Saturday, February 8, 2014

Review: INSIDE LLEWYN DAVIS: When Coens Attack

Things like responsibility can be packed up into all sorts of McGuffins in the flickers. In this film it's a ginger cat. We see him trotting along the hallway with skyward tail to wake in a screen annihilating close up our hero who, on getting up and leaving the apartment and his borrowed couch space, fails to prevent the puss from escaping through the front door which then locks behind him. The lift operator won't mind the animal so Llewyn has to lug him across town to deal with a roll of unpromising chores involving people he's offended, impregnated, and annoyed with outstayed welcomes.

It's Greenwich Village winter 1961 and Llewyn like so many other bearded young men around him has been zapped into life by a few listens to Harry Smith's Anthology of American Folk Music, taken up his acoustic guitar and invaded the Manhattan outpost's smoky folk clubs. He needs to break through if his wandering is ever going to turn from couch bumming to touring and career but to get gigs he needs to either be nicer to people or some indefinable essential particle better than he is at what he does. Yes, it's ironic that he is in charge of the welfare of a cat, an animal that basically does whatever the hell it feels like whenever the mood takes as it frequently infuriates its human carers. It is the sole indication Llewyn gives us that he might have a priority beyond self fulfillment. So, is he worth it? That's the question of the entire film.

It's important that the Coens have elected to place entire performances in the film rather than snippets. The setting is crucial to this story's ponderance upon career choices and their effect on the lives of the careerist and those around him. Llewyn doesn't think of himself as a careerist (he uses the term as a sneer at one point). Like a lot of the Euomericans to answered the Harry Smith/Pete Seeger call to alms he thought he would Woody Guthrie his way to stardom without the sellout that grey old grownups go on about. If that were put into a rock and roll context his success or failure would be too loaded by a history far more visible and audible than the tale requires. If it were the jazz scene of the time you've got the problem of performance.

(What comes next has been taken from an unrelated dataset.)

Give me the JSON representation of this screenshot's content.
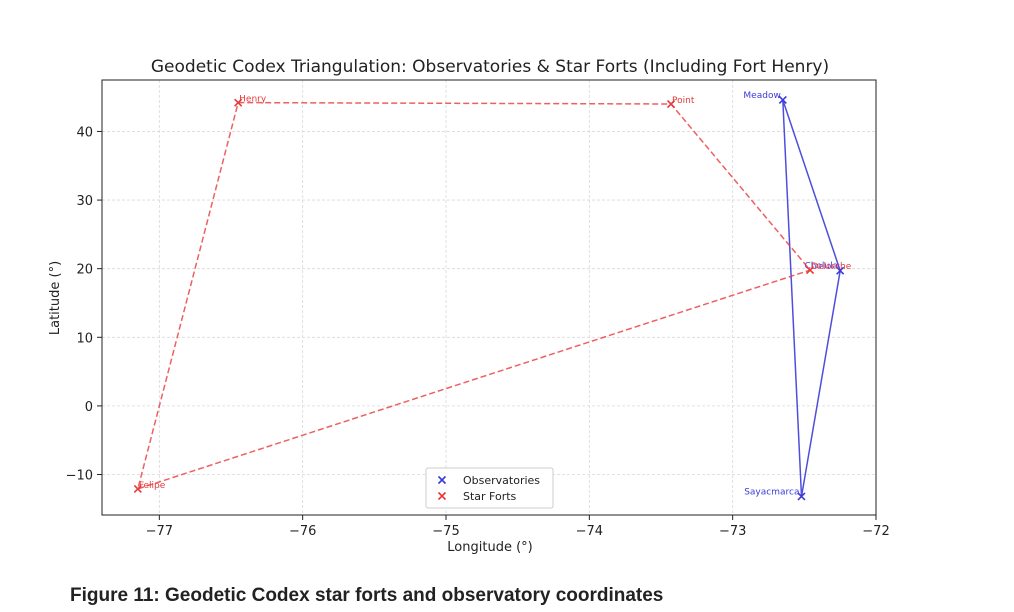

What I mean by that is that young hopefuls were sorted out by a jazz scene grown academic and virtuous. If you weren't a Miles or a 'Trane you were out or working on radio jingles. The early folkies were all hampered by a kind of Folk for Dummies idea of delivering songs utterly alien to their own experience and hitting the right notes, maybe with a trill here or embellishment there but always as tidily as their turtlenecks fit them. Well, that's Llewyn, and everyone else we see and hear on stage (bar one) perfecting an increasingly limited range of skills. Very hard to shine, given all that, and Llewyn doesn't. He's good but so is everyone else.

Frustrated with his uninterested agent, he hitches a ride to Chicago to impose an audition on a folk impressario (the always impressive F. Murray Abraham). This makes up a much larger passage of the film than we might expect, turning into a temporary road movie with a goateed beat poet at the wheel and a highly incapacitated but acerbic jazz man in the back (the always impressive Coens alumnus John Goodman). We get a lot of the road here, almost as much as we get of the future freeway traffic in Solaris that suggested the tedium of space travel. We get the feeling of pilgrimage and then the pilgrim's humiliation at learning that he's not the one but just another. Then we hitch back the other way, thinking about that along with Llewyn who decides against one chanced life-resolution and then another. Where a heroic protagonist might learn from this that he can't solve all problems, Llewyn is struck by the notion that he can't solve any and returns to New York determined to throw in the towel.

One last performance brings us back full circle except that on this iteration of his purgatory of self delusion there's a circuit breaker. After he delivers his strongest performance yet, even taking the sensitive high part in the chorus that his deceased former partner used to, he leaves the mic to the next performer who uses the last song's same phrase "fare thee well" to much more poignant effect and lays the groundwork for erasing all the polite fine wine folk and replacing it with personality, politics and pure art. Llewyn doesn't notice. He's too busy reliving what he went through at the beginning.

By then end of this film I started realising why, despite the impossibility of sympathising with the central character, I liked this film so much and, by extension, I liked it more than almost all the Coen films I've seen since O Brother Where Art Thou. And I liked it for the opposite reason that I liked that one: this doesn't feel like a Coens movie. It's as good as they are at their best but there is a complete absence of self-celebration of the authorship that they have made such a trademark in the cinema of the last thirty years. The colour suggests the cover of Bob Dylan's early record covers but this just feels like winter rather than gimmick (nice if you know it, though).

I know people (overwhelmingly males) in their late forties who are still living the life on the open couch, still bumming around, worming around outsize debt and trading on their charm, having never made the decision to wise up and take the shilling. It is the charm, though, that separates those who win at this and those who knuckle under and settle and that is the performance that they must perfect (be they ever exhaustingly mediocre at their arts or crafts). Llewyn doesn't get this. Much as we hate to admit it most of us are just like him.